# Why does she keep staring at me?



## Melanie G. (May 29, 2014)

I've had Gretta for 6 months and she is around 2 years old. She was very isolated before I got her. She was in a small cage at a pet store with no wheel or house- just a bowl of food and water. She came right from a breeder and into the store.
My hope when I got her was to give her a big cage with a wheel to run on. I didn't know how bonding would go as she was so socially neglected.
She was pretty cranky when I first got her and would run to the safety of her house if I ever moved when she happened to be out of her house.
Lately when I go by her cage I see her awake in her igloo house staring in my direction (I know they have bad eye sight so I know she's not actually looking at me). I'll talk to her or take her out when she does this, but this is a change in her behaviour. She used to hide all day and I would never see her except when I brought her out.
I don't know what she wants. Is she finally comfortable here?


----------



## The_Senator (Dec 31, 2013)

That sounds to me like it's her getting more comfortable  I hope that's the case!


----------



## AngelaH (Jul 24, 2012)

I've had (and spoiled, coddled, loved on...) my 2.5 year old hedgie Thistle since she was just a baby. She is very friendly and cuddley, but if she's ever out when I come near the cage she still makes a lightening fast scramble into her igloo every time. 

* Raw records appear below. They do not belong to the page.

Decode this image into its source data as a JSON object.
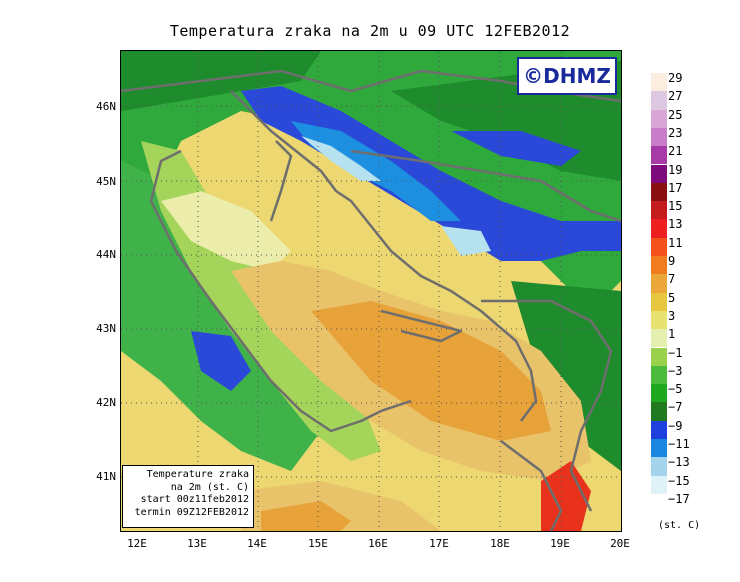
{
  "title": "Temperatura zraka na 2m u 09 UTC 12FEB2012",
  "logo": "©DHMZ",
  "lat_labels": [
    "46N",
    "45N",
    "44N",
    "43N",
    "42N",
    "41N"
  ],
  "lon_labels": [
    "12E",
    "13E",
    "14E",
    "15E",
    "16E",
    "17E",
    "18E",
    "19E",
    "20E"
  ],
  "info_box": {
    "line1": "Temperature zraka",
    "line2": "na 2m (st. C)",
    "line3": "start 00z11feb2012",
    "line4": "termin 09Z12FEB2012"
  },
  "legend": {
    "units": "(st. C)",
    "labels": [
      "29",
      "27",
      "25",
      "23",
      "21",
      "19",
      "17",
      "15",
      "13",
      "11",
      "9",
      "7",
      "5",
      "3",
      "1",
      "−1",
      "−3",
      "−5",
      "−7",
      "−9",
      "−11",
      "−13",
      "−15",
      "−17"
    ],
    "colors": [
      "#fbeee0",
      "#dcc8e0",
      "#d9a6d7",
      "#c97cc7",
      "#a83aa8",
      "#7d0a7d",
      "#8a0f12",
      "#c41d1d",
      "#ee1f1f",
      "#f4511d",
      "#f17c20",
      "#eba73a",
      "#e8c740",
      "#e8e272",
      "#e5efaf",
      "#9ad14a",
      "#4cba3c",
      "#20a920",
      "#1f7a20",
      "#2040dd",
      "#1a88e0",
      "#a3d4ec",
      "#dff2f8",
      "#ffffff"
    ]
  },
  "colors": {
    "warm_orange": "#e8a23a",
    "tan": "#e8c36a",
    "yellow": "#ecd770",
    "pale": "#ecedaa",
    "light_green": "#a4d45a",
    "green": "#3fb34a",
    "dark_green": "#1e8b2c",
    "blue": "#2a49d8",
    "sky": "#1d8fe0",
    "ice": "#b6e2f0",
    "red": "#e8321c",
    "border": "#6e6e6e"
  }
}
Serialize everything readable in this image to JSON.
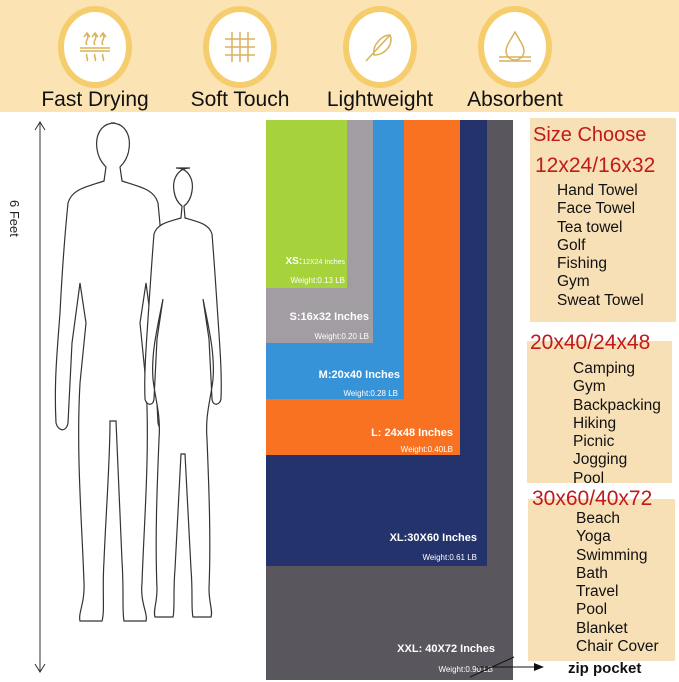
{
  "features": [
    {
      "label": "Fast Drying",
      "icon": "heat-waves-icon"
    },
    {
      "label": "Soft Touch",
      "icon": "fabric-weave-icon"
    },
    {
      "label": "Lightweight",
      "icon": "feather-icon"
    },
    {
      "label": "Absorbent",
      "icon": "water-drop-icon"
    }
  ],
  "height_label": "6 Feet",
  "sizes": [
    {
      "name": "XS:",
      "dims": "12X24 Inches",
      "weight": "Weight:0.13 LB",
      "color": "#a6d23c"
    },
    {
      "name": "S:16x32 Inches",
      "weight": "Weight:0.20 LB",
      "color": "#a19da2"
    },
    {
      "name": "M:20x40 Inches",
      "weight": "Weight:0.28 LB",
      "color": "#3793d8"
    },
    {
      "name": "L: 24x48 Inches",
      "weight": "Weight:0.40LB",
      "color": "#f87222"
    },
    {
      "name": "XL:30X60 Inches",
      "weight": "Weight:0.61 LB",
      "color": "#25336d"
    },
    {
      "name": "XXL: 40X72 Inches",
      "weight": "Weight:0.90 LB",
      "color": "#5a565d"
    }
  ],
  "zip_pocket": "zip pocket",
  "size_choose": "Size Choose",
  "groups": [
    {
      "title": "12x24/16x32",
      "uses": [
        "Hand Towel",
        "Face Towel",
        "Tea towel",
        "Golf",
        "Fishing",
        "Gym",
        "Sweat Towel"
      ]
    },
    {
      "title": "20x40/24x48",
      "uses": [
        "Camping",
        "Gym",
        "Backpacking",
        "Hiking",
        "Picnic",
        "Jogging",
        "Pool"
      ]
    },
    {
      "title": "30x60/40x72",
      "uses": [
        "Beach",
        "Yoga",
        "Swimming",
        "Bath",
        "Travel",
        "Pool",
        "Blanket",
        "Chair Cover"
      ]
    }
  ]
}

It does sound like yours is becoming more comfortable and curious. It will take time. And thank you for getting her out of that place! Poor girl


----------



## phoenix1964 (Jan 23, 2014)

our girl will do that too especially if she is on her wheel!. She just freezes and stares! I think she thinks if she doesnt move then I cant see her!


----------



## Melanie G. (May 29, 2014)

Thanks! I was hoping she was finally relaxing but it is so weird to go pass her cage and see her staring at me. 
I felt obligated to get her out of that store, so I'm glad she is more comfortable and feels more at home. Although she still sometimes plays dead when I take her out- but she makes a good snuggler in any case!


----------



## MomLady (Aug 14, 2010)

She's not staring, she's waiting contact from the mother ship! :grin:

That's the only explanation for why they do the things they do.


----------